Conditioning on a discrete random variable §

Since we can represent a discrete random variable as a sum of indicators, it’s natural to define

$$\mathbb{E}(X|Y):=\sum _{y\in S_Y}1(Y=y)\mathbb{E}(X|Y=y)=\sum _{y\in S_Y}1(Y=y)\frac{\mathbb{E}(X1(Y=y))}{\mathbb{P}(Y=y)}$$

This is again a discrete random variable, and since it’s a sum of indicators of measurable sets $\sigma (Y)$, it’s $\sigma (Y)$ measurable.

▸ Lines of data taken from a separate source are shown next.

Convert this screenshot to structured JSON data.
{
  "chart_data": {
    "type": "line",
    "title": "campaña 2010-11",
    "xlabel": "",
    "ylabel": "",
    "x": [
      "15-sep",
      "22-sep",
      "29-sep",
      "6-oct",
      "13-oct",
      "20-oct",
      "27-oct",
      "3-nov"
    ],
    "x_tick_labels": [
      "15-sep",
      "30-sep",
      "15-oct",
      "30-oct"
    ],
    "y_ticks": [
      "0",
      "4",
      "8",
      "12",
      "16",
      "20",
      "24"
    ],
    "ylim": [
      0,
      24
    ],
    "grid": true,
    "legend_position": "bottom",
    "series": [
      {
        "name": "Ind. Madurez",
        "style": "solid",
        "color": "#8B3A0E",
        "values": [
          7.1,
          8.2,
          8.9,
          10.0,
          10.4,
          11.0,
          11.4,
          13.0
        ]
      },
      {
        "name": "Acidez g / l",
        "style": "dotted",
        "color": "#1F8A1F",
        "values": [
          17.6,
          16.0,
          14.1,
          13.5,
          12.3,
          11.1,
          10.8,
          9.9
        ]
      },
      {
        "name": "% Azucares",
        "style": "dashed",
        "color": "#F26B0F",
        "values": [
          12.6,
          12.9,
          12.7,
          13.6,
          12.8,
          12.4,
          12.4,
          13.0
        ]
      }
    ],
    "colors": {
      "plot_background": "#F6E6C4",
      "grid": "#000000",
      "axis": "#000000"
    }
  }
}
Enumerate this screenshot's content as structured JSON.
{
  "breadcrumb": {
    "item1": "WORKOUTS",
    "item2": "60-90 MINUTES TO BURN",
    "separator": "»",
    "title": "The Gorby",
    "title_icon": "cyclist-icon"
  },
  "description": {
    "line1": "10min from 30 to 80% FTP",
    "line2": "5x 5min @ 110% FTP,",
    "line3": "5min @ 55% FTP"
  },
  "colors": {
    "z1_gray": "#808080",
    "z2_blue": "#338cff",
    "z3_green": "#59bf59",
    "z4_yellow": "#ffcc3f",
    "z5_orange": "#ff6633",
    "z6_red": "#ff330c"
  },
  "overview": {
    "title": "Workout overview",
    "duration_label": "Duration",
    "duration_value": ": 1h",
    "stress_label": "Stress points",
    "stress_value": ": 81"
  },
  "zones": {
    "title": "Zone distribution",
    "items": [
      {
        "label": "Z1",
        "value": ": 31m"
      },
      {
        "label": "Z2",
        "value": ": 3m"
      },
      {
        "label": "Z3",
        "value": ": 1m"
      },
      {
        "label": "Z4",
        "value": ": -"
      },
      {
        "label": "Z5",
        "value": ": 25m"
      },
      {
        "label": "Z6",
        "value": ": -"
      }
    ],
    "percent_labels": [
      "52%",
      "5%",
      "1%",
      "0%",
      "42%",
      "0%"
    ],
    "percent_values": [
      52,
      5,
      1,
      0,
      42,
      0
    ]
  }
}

If we fix $\hat{y}\in S_Y$, and compute

$$\mathbb{E}[\mathbb{E}(X|Y)1(Y=\hat{y})]=\mathbb{E}\left[\sum _{y\in S_Y}1(Y=y)1(Y=\hat{y})\mathbb{E}(X|Y=y)\right]=\mathbb{E}[1(Y=\hat{y})\mathbb{E}(X|Y=y)]$$

but the expected value of $X$ conditioned to the event $Y=y$ is a number, hence we can pull it out

$$\mathbb{E}[1(Y=\hat{y})]\mathbb{E}(X|Y=y)=\mathbb{P}(Y=\hat{y})\mathbb{E}(X|Y=y)=\mathbb{E}(X1(Y=\hat{y}))$$

since any measurable set in $\sigma (Y)$ can be represented as a sum of elements $y$, this generalizes to the identity:

$$\mathbb{E}(\mathbb{E}(X|Y)1_A)=\mathbb{E}(X{1}_A)\forall A\in \sigma (Y)$$